Yassin al-Bakri, a political science professor at the Nahrain University, told Al-Monitor that "the performance of the political forces involved in the conflict has exhausted the chances of dialogue and understanding. They are no longer thinking of settlement deals to get things back to normal. Everything now sets the stage for bad future prospects in the country.”

According to this bleak picture painted by Bakri, the domestic public finds that the only solution is Sistani's intervention. Bakri continued, “There is no solution yet. Everything has reached a dead end, and all that is left is for the Shiite cleric to intervene in order to curb the tendencies of the political forces and prevent an armed conflict between the communities.”

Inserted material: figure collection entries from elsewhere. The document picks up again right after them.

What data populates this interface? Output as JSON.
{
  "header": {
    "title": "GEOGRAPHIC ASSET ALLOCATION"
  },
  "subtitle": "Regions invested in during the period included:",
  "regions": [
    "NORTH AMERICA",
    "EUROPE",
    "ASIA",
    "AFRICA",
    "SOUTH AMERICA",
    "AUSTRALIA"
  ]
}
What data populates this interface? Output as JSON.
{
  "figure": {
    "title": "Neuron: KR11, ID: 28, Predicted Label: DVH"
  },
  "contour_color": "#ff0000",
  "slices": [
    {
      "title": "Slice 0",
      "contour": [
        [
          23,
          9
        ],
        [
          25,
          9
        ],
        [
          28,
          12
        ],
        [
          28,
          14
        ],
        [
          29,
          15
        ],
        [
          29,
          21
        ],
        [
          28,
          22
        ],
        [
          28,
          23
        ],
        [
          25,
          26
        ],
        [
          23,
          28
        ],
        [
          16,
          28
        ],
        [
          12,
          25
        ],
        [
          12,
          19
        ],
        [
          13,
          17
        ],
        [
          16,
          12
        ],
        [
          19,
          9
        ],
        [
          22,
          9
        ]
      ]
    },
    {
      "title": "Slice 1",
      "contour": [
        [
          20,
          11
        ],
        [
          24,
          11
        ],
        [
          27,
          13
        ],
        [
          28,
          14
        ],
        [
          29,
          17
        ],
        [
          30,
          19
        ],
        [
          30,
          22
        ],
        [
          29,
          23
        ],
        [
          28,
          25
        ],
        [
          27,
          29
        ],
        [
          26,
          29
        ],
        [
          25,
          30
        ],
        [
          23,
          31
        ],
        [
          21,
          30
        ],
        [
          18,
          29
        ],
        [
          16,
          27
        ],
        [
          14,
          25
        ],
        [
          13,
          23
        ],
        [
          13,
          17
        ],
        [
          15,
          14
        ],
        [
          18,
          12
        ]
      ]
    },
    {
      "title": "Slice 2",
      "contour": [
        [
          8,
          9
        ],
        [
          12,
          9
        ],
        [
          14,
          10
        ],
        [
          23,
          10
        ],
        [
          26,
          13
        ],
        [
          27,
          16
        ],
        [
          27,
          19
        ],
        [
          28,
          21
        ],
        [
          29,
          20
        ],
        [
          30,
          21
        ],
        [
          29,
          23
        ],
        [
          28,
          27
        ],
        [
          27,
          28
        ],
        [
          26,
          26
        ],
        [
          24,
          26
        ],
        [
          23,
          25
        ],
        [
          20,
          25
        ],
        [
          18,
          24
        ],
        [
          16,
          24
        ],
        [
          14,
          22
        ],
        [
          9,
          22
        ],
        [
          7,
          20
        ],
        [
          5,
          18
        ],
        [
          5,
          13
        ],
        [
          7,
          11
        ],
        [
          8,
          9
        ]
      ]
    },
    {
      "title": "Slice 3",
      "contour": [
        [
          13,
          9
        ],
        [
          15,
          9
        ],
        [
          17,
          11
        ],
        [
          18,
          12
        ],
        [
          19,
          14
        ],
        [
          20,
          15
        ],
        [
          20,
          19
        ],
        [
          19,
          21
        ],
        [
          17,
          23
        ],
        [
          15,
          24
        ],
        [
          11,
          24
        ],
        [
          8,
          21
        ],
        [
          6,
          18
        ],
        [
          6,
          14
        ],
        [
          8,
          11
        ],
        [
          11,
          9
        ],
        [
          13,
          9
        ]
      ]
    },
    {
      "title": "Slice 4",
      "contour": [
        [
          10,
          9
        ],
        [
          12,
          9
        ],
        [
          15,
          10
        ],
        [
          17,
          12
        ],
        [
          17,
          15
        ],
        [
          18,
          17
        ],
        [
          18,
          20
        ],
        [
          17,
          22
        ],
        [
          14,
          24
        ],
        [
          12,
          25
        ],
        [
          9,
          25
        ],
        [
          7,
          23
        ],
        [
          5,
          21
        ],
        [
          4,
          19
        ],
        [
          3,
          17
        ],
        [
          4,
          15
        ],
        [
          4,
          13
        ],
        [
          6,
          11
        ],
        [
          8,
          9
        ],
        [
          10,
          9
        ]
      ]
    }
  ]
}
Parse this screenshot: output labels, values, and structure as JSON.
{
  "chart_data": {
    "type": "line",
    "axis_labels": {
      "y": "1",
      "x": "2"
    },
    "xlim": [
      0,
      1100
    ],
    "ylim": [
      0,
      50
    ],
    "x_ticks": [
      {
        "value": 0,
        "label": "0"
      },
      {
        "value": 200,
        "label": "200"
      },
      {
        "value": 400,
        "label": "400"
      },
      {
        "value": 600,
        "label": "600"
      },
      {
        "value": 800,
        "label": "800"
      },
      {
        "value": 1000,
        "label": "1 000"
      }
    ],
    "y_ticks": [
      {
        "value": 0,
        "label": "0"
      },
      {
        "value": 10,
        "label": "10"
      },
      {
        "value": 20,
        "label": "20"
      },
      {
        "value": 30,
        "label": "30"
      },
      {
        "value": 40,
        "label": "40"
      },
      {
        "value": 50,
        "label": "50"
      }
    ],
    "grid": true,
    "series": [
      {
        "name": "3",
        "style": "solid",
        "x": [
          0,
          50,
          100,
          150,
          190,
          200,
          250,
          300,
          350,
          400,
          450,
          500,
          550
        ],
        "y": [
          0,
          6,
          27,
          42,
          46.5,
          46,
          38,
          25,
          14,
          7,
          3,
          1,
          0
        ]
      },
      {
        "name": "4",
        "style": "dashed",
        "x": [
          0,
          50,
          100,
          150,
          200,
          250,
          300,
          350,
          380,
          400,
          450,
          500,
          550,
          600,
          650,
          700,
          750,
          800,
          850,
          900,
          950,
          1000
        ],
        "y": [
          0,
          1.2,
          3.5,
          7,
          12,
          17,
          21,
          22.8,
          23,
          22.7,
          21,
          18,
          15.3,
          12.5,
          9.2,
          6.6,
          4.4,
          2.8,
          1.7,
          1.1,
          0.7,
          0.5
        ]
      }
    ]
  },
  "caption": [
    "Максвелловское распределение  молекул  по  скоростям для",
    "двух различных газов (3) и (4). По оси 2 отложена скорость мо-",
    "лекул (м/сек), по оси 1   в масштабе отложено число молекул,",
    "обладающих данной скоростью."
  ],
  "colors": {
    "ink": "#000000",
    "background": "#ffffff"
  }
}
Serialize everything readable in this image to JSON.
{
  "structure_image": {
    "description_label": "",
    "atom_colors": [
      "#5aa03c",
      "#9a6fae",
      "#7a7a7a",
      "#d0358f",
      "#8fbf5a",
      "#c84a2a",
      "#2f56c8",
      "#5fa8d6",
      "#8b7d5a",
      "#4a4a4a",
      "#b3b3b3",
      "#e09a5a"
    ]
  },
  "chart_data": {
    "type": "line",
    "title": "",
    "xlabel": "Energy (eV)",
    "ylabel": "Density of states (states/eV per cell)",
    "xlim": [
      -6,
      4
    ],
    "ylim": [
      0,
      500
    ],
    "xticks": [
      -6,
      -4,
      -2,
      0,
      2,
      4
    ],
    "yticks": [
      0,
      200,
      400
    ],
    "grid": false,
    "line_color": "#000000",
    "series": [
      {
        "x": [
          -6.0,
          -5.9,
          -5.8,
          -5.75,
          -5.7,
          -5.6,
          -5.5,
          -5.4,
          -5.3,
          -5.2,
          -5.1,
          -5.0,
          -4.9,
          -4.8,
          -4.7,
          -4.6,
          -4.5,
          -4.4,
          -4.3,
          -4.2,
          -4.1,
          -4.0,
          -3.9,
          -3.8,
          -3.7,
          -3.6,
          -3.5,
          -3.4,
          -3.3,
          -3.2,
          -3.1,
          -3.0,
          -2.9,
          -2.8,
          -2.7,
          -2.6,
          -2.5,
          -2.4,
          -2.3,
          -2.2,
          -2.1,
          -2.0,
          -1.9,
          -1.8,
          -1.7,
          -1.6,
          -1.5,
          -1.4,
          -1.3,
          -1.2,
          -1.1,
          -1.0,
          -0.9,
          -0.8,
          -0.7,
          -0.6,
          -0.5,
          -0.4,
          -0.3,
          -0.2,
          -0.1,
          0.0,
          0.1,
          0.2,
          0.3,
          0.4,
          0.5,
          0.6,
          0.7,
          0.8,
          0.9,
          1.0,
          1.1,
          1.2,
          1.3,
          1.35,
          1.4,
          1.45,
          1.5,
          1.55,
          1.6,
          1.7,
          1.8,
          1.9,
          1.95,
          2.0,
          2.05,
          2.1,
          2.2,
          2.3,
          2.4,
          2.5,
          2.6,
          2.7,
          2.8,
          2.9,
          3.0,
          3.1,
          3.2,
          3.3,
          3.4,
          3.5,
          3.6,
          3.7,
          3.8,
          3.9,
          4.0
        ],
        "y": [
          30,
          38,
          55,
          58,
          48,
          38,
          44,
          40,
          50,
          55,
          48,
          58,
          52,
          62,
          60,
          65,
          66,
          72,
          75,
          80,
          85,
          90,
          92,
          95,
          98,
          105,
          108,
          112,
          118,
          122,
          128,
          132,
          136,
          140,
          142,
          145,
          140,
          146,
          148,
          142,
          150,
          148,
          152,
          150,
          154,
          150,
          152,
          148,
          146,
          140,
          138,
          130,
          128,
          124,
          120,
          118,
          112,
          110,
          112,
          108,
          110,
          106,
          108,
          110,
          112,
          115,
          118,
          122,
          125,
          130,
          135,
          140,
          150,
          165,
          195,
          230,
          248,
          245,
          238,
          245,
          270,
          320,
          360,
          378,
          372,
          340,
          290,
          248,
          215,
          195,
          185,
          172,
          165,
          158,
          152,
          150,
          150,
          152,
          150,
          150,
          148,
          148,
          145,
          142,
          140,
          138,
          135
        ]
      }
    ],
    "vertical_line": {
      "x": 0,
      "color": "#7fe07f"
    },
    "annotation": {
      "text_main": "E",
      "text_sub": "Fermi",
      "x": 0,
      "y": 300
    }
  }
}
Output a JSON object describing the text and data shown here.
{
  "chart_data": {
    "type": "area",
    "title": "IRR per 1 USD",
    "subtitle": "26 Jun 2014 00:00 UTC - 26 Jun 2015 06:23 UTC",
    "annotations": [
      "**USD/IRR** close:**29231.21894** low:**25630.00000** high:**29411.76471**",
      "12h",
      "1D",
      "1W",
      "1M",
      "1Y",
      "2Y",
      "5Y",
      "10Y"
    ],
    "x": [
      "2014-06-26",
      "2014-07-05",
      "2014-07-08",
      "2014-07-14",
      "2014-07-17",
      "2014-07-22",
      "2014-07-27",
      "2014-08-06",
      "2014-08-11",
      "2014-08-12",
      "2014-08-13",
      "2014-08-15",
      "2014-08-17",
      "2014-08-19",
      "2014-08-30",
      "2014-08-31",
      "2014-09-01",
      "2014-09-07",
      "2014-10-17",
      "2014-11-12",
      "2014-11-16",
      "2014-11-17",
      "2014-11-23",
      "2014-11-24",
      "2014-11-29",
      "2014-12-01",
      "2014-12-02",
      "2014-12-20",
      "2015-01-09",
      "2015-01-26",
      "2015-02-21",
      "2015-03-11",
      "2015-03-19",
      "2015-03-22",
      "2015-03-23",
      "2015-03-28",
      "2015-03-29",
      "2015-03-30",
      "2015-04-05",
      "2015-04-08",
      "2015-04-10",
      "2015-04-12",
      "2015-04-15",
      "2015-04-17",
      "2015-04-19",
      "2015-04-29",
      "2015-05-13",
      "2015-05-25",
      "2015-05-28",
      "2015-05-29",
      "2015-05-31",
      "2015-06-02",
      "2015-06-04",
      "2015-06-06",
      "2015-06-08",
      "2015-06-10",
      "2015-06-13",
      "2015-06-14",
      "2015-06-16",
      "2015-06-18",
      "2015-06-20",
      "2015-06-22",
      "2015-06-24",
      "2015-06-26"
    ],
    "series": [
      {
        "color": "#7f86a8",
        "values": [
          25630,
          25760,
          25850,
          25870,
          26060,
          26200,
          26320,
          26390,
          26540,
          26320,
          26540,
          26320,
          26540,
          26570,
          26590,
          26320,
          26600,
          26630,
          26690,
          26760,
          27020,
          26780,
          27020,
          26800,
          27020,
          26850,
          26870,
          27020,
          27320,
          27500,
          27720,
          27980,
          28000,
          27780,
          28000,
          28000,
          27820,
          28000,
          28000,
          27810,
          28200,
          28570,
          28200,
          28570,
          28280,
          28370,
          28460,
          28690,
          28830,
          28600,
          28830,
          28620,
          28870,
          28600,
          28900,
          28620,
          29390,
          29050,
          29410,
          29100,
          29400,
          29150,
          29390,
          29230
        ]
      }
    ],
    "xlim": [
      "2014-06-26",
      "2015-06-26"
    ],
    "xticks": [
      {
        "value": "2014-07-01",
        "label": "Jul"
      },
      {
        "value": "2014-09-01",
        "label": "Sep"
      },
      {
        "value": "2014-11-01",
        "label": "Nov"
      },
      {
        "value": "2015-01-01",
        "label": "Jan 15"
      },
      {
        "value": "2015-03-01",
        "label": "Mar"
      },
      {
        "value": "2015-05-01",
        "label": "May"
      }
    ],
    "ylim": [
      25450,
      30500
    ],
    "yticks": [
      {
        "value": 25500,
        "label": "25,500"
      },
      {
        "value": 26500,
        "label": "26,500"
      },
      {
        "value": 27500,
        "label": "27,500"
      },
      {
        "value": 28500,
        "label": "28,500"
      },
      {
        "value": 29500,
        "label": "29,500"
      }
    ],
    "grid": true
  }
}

The growing calls for the intervention of the religious Hawza in Najaf are due to the failure of the dialogue initiative launched by the Sunni and Shiite Waqf in Iraq, which are two intergovernmental institutions that take care of the religious affairs of the two communities in Iraq.

The initiative's failure was due to the loss of public confidence in the Sunni and Shiite officials in these institutions. These are often accused of subordination to Maliki, as some observers, commentators and journalists in Iraq say.

However, Sistani is not interfering as per the Iranian way either. He is setting the stage for a "secular" idea that separates the state from religious institutions, but makes an appearance whenever the political process reaches dangerous stages. Sistani is adopting his own ways, the most recent of which consisted of abstaining, three years ago, from meeting with political leaders in protest against their negligence in “civilian jobs” and “their neglect of the needs of the public.”

Since the outbreak of Sunni protests, Sistani has pushed Maliki to make concessions, and prompted him in January 2013 to make concessions and “give justice to the Sunnis in Iraq.” As Maliki demanded the dissolution of parliament — which is headed by Osama al-Najafi, a leader of the Sunni Iraqiya List — the authority channels informed two envoys of the government that “the supreme authority refuses to dissolve parliament, and recommends dialogue and maintaining calm.”

But the current crisis reflects significant risks threatening the future of the democratic experiment in the country, unless the parties to the conflict return to dialogue. A student in the Najaf Hawza said that “the center of religious authority is surrounded by great concerns about the situation and there is a strong resentment of the performance of Iraqi politicians,” but no one knows, precisely, what Sistani is up to in the coming days.” 

Ali Abel Sadah is a writer and journalist from Baghdad working in both Iraqi and Arab media. He was the editorial manager of a number of local newspapers, and was a political and cultural reporter for more than 10 years. He has published in various newspapers and magazines covering Iraqi political affairs, human rights and civil society.